Ali Arrives in Maine
- joearubenstein
- May 23
- 2 min read
May 23, 1965 - Muhammad Ali arrived at the gentle, rolling banks of the Androscoggin River in Maine today and declared: “Every city in America looks the same to me. I don’t know nothing about Maine.”
On Tuesday night, he will defend his title against Sonny Liston in Lewiston.
Ali’s entourage, which included two detectives of the New York City police homicide squad, arrived at 3:15 p.m. after breaking camp at Chicopee, Mass., 217 miles away.
The champion was somewhat cranky at a brief news conference in the Holiday Inn at Auburn. He scoffed at reports that carloads of New York gunmen were en route to do him damage.
“Only two men I’m afraid of is…” he said, pausing as he fumbled in his wallet. Then, pulling out two photographs, he said, “…God and his messenger — Allah and Elijah Muhammad. Can’t scare me with no pistols.”

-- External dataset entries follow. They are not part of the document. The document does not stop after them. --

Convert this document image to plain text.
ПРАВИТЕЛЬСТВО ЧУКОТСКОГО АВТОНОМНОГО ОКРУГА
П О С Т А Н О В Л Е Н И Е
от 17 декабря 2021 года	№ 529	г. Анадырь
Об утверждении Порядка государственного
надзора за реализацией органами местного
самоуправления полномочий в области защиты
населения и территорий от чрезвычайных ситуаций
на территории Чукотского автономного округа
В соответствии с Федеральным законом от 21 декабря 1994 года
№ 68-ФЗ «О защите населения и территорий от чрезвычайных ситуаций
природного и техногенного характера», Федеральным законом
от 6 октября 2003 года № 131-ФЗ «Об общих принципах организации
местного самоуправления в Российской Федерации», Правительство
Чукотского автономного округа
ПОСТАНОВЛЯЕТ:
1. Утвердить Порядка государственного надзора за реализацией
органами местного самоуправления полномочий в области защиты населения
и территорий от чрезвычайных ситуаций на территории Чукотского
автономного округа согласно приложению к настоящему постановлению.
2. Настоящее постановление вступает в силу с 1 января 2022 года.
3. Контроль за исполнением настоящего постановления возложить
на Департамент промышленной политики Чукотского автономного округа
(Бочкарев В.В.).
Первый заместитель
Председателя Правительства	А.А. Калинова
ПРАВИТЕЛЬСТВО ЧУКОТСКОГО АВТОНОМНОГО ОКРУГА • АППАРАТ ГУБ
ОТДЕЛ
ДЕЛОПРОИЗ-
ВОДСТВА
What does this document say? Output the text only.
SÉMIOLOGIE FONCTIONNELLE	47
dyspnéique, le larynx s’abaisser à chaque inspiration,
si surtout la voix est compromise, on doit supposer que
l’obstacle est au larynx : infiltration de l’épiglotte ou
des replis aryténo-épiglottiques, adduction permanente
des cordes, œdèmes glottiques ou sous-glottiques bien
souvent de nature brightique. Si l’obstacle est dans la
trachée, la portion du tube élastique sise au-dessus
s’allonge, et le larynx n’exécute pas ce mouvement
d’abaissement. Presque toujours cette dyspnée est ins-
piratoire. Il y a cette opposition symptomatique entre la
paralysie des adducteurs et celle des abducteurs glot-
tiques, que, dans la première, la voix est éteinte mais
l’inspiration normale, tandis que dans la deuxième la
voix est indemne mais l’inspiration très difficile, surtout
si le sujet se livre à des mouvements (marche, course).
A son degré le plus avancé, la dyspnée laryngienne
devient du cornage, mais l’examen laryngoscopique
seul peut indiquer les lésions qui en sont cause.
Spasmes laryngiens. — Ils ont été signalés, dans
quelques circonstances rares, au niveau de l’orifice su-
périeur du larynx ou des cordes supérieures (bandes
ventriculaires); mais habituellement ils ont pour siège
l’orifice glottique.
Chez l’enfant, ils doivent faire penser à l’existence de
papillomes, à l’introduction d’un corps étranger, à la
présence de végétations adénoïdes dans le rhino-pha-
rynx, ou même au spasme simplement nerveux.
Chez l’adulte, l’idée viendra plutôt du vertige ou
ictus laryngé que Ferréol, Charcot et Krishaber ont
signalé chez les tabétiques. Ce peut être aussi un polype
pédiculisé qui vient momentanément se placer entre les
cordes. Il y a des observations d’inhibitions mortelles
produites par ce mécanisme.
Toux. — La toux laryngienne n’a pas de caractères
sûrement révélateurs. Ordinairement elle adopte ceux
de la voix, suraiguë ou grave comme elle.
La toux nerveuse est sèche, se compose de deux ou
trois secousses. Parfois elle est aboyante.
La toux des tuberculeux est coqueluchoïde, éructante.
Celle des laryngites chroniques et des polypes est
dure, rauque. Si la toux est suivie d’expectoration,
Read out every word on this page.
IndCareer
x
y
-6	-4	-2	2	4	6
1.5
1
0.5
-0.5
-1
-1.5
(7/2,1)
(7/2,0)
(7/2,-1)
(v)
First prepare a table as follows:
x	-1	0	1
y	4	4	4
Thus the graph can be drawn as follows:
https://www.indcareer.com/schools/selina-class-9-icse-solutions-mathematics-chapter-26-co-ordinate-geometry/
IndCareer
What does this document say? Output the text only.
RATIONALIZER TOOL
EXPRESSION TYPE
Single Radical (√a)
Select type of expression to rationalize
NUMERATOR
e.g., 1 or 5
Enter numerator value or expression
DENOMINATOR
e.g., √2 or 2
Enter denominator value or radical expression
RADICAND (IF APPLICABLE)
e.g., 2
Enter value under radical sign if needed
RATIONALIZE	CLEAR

Elijah is the head of the Black Muslim movement, of which Ali is the most famous member. The report of possible danger to Ali is based on the information that some of the former followers of the late Malcolm X are “missing from their usual haunts.”
Detective William Confrey of Manhattan Homicide North and his partner, Detective John Keeley, had come just “to cooperate with the local police” because “we know what these fellows look like.” Both men have been working on the Malcolm murder case.
Ali said the report was part of a plot to scare him, which was really “going to scare Sonny.” He went on to say that those who started the story knew that, historically, the American Negro has always lived in fear. But Muslims are not afraid, he said.
“And if a carload of men are coming after me, go stop them, put up roadblocks, go out on the highway,” he said. “If you heard they was comin’ after President Lyndon Johnson, you’d get those guys.”
There are some who believe the report has been part of a promotional campaign to sell more closed-circuit television seats.
“If I could assure the people an assassination, I could sell a million tickets,” said Fred Brooks, president of Sports-Vision, Inc., only half-jokingly.
There seems little likelihood of a sellout at the Central Maine Youth Center unless prices are cut at the last moment. There will be 5,900 seats around the ring in the mill city’s hockey arena.